I’ve recently been digging through systems theory, and coincidentally came across the wonderful concept of anti-fragility. As with everything in systems, it can apply to a wide spectrum of scopes from individuals to large organizations.
Originally proposed by Nassim Nicholas Taleb in his book «Antifragile: Things That Gain from Disorder» it refers to how certain systems not only withstand disruptions but actually thrive and grow stronger as a result of them. For instance, your body’s immune system becomes stronger when exposed to pathogens as it learns to recognize and combat them effectively.

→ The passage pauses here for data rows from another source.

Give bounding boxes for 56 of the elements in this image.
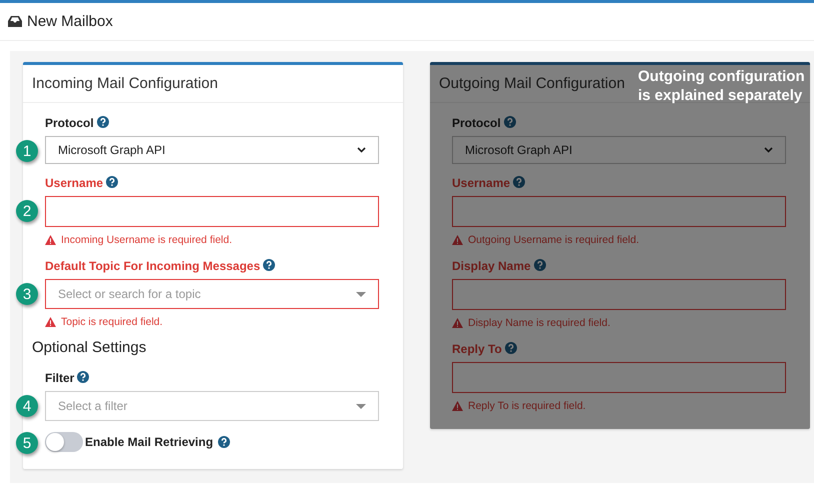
caret-icon (356, 292, 366, 296)
page-title: New Mailbox (27, 13, 113, 30)
field-label: Reply To (452, 342, 502, 356)
help-icon[interactable] (504, 342, 517, 354)
warning-icon (452, 235, 463, 245)
inbox-icon (8, 16, 22, 27)
step-number-badge: 1 (16, 140, 38, 162)
help-icon[interactable] (106, 176, 118, 188)
error-message: Display Name is required field. (468, 317, 610, 329)
help-icon[interactable] (96, 116, 109, 128)
toggle-switch[interactable] (45, 432, 83, 452)
warning-icon (452, 401, 463, 411)
input-field[interactable] (452, 362, 786, 393)
select-value: Microsoft Graph API (465, 143, 572, 157)
warning-icon (45, 317, 56, 327)
warning-icon (45, 235, 56, 245)
select-value: Microsoft Graph API (58, 143, 166, 157)
caret-icon (356, 404, 366, 408)
step-number-badge: 5 (16, 432, 38, 454)
help-icon[interactable] (513, 176, 526, 188)
section-heading: Optional Settings (32, 339, 148, 357)
dropdown-field[interactable]: Select a filter (45, 391, 379, 421)
field-label: Username (45, 176, 104, 190)
card-title: Outgoing Mail Configuration (439, 75, 625, 92)
input-field[interactable] (45, 196, 379, 227)
help-icon[interactable] (504, 116, 516, 128)
chevron-icon (357, 147, 366, 153)
step-number-badge: 4 (16, 395, 38, 417)
error-message: Reply To is required field. (468, 400, 586, 412)
annotation-note: Outgoing configuration is explained separately (638, 67, 806, 105)
toggle-label: Enable Mail Retrieving (85, 435, 214, 449)
error-message: Outgoing Username is required field. (468, 234, 640, 246)
help-icon[interactable] (534, 259, 546, 271)
field-label: Protocol (452, 116, 501, 130)
help-icon[interactable] (218, 436, 230, 448)
chevron-icon (764, 147, 773, 153)
field-label: Filter (45, 371, 74, 385)
field-label: Default Topic For Incoming Messages (45, 259, 260, 273)
field-label: Protocol (45, 116, 94, 130)
input-field[interactable] (452, 279, 786, 310)
placeholder-text: Select a filter (58, 399, 128, 413)
placeholder-text: Select or search for a topic (58, 287, 201, 301)
help-icon[interactable] (77, 371, 90, 383)
step-number-badge: 2 (16, 200, 38, 222)
card-title: Incoming Mail Configuration (32, 75, 218, 92)
dropdown-field[interactable]: Select or search for a topic (45, 279, 379, 309)
error-message: Topic is required field. (61, 316, 163, 328)
field-label: Username (452, 176, 510, 190)
protocol-select[interactable]: Microsoft Graph API (45, 136, 379, 164)
step-number-badge: 3 (16, 283, 38, 305)
warning-icon (452, 318, 463, 328)
help-icon[interactable] (263, 259, 276, 271)
field-label: Display Name (452, 259, 531, 273)
input-field[interactable] (452, 196, 786, 227)
protocol-select[interactable]: Microsoft Graph API (452, 136, 786, 164)
error-message: Incoming Username is required field. (61, 234, 232, 246)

While mathematical in its foundation, it’s intuitive to intro the concept and how it compares to others. It is also probably wrong, so I highly recommend the book or some of Taleb’s talks.
Comparisons
By resilience I mean being able to withstand stress and shocks, to then recover to the original form. This means that that while disrupted, the system is in tension and waiting to restore its shape and original way of working. Although it continues to do so, it does it in a loaded state.
An adaptable system will reshape to allocate for such stress, shock or disruption and work around it. The learning is focused on reaching continuity, but it does not incorporate the disruption as a possibility to actually improve.
Finally, an anti-fragile system needs some variability and stress. And it will positively react to it – particularly if it resembles a previous one – or by being effective in learning how to face new challenges. Since it learns and welcomes uncertainty, it becomes overall better as time goes by in a non-controlled environment.
Some key pieces
While not unique features of anti-fragile systems, the following are some important ones based on the role they take.
Memory and Options
Since learning is a key process in an anti-fragile, it means that it has some kind of memory to recall based on a piece of information. This process is somehow unique in that it should bring options as well, as that is a defining feature of this kind of systems.
While this is similar, some tools and its adoption is a struggle for many organizations. Lightweight instruments like ADRs that can capture options might be helpful!
Overall, continuously building memory that is compact, easy to store and retrieve can be challenging. Continuous Improvement practices – like retrospectives or postmortems – usually try to address this and sound like a great starting point.
Detection and Communication
Quickly and precisely understanding what is being affected, how is being disrupted and to what extent is a key mechanism. This is clear in options traders that leverage top-level information all the time.
Clear and real-time information of a system as well as precise and fluent communication between different parts of it, is a must-have to be able to react appropriately to different events. If not, one of the problems is that the learning process becomes noisy.
Risk Taking
Anti-fragility involves actively seeking out some variability and randomness as opportunities for growth and development, rather than trying to eliminate or avoid them.
Chaos Engineering might act as a reference (and extreme) example of how we can implement this.